KJV Dictionary Definition: depth

depth

DEPTH, n.

1. Deepness; the distance or measure of a thing from the surface to the bottom, or to the extreme part downwards or inwards. The depth of a river may be ten feet. The depth of the ocean is unfathomable. The depth of a wound may be an inch. In a vertical direction, depth is opposed to highth.

2. A deep place.

3. The sea, the ocean.

The depth closed me round about. Jonah 2.

4. The abyss; a gulf of infinite profundity.

When he set a compass on the face of the depth. Prov. 8.

5. The middle or highth of a season, as the depth of winter; or the middle, the darkest or stillest part, as the depth of night; or the inner part, a part remote from the border, as the depth of a wood or forest.
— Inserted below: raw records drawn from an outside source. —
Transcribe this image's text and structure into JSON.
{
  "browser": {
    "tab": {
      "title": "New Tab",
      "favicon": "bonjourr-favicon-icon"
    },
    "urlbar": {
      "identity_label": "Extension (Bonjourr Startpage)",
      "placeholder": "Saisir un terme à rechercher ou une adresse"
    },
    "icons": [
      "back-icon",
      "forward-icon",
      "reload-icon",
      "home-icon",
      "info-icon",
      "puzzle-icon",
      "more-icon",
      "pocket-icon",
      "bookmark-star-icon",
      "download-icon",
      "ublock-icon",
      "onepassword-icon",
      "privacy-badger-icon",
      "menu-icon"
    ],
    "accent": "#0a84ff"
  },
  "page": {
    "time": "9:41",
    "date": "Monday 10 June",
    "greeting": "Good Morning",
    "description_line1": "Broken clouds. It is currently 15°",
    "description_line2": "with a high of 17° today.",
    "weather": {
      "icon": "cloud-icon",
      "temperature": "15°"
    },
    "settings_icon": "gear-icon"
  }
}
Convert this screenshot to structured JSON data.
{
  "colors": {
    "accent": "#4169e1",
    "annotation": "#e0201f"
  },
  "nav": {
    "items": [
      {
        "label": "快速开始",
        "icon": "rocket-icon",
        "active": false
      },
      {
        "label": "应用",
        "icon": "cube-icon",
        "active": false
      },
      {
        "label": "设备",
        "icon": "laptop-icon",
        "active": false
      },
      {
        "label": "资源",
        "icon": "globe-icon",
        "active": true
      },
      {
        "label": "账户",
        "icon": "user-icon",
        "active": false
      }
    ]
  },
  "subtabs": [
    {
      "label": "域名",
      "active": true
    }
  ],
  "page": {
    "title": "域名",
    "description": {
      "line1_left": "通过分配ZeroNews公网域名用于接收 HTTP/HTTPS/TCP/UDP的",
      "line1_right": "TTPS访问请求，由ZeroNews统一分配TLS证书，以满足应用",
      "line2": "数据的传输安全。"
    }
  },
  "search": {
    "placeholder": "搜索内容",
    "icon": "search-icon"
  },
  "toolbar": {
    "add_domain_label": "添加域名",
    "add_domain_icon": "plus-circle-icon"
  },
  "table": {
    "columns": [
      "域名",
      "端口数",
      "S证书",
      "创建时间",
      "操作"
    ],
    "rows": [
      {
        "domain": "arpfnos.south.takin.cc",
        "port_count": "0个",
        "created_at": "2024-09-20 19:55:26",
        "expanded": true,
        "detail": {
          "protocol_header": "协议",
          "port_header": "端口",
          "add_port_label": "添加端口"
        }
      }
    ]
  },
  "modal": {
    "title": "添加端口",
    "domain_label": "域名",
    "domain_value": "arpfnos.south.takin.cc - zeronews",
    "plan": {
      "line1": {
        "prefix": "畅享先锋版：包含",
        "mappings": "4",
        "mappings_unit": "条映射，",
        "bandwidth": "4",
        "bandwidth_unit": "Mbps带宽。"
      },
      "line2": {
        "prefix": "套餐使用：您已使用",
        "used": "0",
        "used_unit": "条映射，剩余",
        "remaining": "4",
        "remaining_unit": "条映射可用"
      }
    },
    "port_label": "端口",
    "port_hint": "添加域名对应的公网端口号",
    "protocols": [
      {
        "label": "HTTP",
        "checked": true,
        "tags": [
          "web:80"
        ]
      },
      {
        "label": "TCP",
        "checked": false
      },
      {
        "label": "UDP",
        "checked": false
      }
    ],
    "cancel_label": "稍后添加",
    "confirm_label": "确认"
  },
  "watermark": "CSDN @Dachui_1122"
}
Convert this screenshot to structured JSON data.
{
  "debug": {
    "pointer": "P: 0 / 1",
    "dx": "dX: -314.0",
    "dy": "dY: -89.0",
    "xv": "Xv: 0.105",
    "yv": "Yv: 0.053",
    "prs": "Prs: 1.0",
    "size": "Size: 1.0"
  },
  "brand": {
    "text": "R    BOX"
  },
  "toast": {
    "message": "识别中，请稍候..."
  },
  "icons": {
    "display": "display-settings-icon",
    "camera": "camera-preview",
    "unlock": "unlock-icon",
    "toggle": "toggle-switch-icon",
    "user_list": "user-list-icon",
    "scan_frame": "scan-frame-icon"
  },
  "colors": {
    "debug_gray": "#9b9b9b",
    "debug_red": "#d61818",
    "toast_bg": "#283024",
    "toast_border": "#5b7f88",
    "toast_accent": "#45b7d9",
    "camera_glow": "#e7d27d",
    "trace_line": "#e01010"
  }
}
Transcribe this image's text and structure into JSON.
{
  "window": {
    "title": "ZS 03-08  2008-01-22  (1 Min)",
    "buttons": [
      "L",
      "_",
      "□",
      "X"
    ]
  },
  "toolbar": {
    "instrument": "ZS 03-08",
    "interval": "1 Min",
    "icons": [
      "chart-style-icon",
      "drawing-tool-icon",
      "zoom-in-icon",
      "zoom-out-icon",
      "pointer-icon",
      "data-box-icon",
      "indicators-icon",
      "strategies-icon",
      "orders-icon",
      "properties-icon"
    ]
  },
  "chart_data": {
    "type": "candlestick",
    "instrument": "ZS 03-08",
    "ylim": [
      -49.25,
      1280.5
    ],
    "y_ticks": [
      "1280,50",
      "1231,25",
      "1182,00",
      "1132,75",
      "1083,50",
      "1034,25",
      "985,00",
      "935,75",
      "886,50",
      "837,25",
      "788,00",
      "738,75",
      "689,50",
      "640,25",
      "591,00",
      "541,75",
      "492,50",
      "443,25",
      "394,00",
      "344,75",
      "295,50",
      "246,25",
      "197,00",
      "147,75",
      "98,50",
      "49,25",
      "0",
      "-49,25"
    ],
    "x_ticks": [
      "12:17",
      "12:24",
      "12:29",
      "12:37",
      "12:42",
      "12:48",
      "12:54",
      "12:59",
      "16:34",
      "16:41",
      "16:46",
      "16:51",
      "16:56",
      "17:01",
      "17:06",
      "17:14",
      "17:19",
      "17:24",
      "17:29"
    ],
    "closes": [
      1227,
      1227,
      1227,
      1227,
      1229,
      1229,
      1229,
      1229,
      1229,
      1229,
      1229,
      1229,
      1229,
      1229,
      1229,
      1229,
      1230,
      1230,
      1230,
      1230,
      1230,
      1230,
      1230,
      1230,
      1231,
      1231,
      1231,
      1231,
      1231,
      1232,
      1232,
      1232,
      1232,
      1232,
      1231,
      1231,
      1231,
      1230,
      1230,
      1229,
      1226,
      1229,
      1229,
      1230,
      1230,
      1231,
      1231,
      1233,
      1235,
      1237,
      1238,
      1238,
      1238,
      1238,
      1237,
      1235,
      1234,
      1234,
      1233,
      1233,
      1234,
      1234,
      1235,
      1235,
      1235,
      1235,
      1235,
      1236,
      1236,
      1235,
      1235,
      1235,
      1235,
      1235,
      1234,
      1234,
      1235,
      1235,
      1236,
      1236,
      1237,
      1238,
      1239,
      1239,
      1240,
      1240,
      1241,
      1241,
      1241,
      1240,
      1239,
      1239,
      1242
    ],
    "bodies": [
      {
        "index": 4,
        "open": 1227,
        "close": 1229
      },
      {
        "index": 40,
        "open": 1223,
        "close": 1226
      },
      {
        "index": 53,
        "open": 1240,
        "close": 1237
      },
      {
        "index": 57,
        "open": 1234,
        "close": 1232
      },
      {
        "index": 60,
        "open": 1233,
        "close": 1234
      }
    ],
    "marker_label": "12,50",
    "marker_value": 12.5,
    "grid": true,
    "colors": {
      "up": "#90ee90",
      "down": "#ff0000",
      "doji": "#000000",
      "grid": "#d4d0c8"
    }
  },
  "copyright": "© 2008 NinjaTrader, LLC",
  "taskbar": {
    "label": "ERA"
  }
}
6. Abstruseness; obscurity; that which is not easily explored; as the depth of a science.

7. Unsearchableness; infinity.

O the depth of the riches both of the wisdom and knowledge of God. Rom 11.

8. The breadth and depth of the love of Christ, are its vast extent.

9. Profoundness; extent of penetration, or of the capacity of penetrating; as depth of understanding; depth of skill.

10. The depth of a squadron or battalion, is the number of men in a file, which forms the extent from the front to the rear; as a depth of three men or six men.

11. Depth of a sail, the extent of the square sails from the head-rope to the foot-rope, or the length of the after-leech of a stay-sail or boom-sail.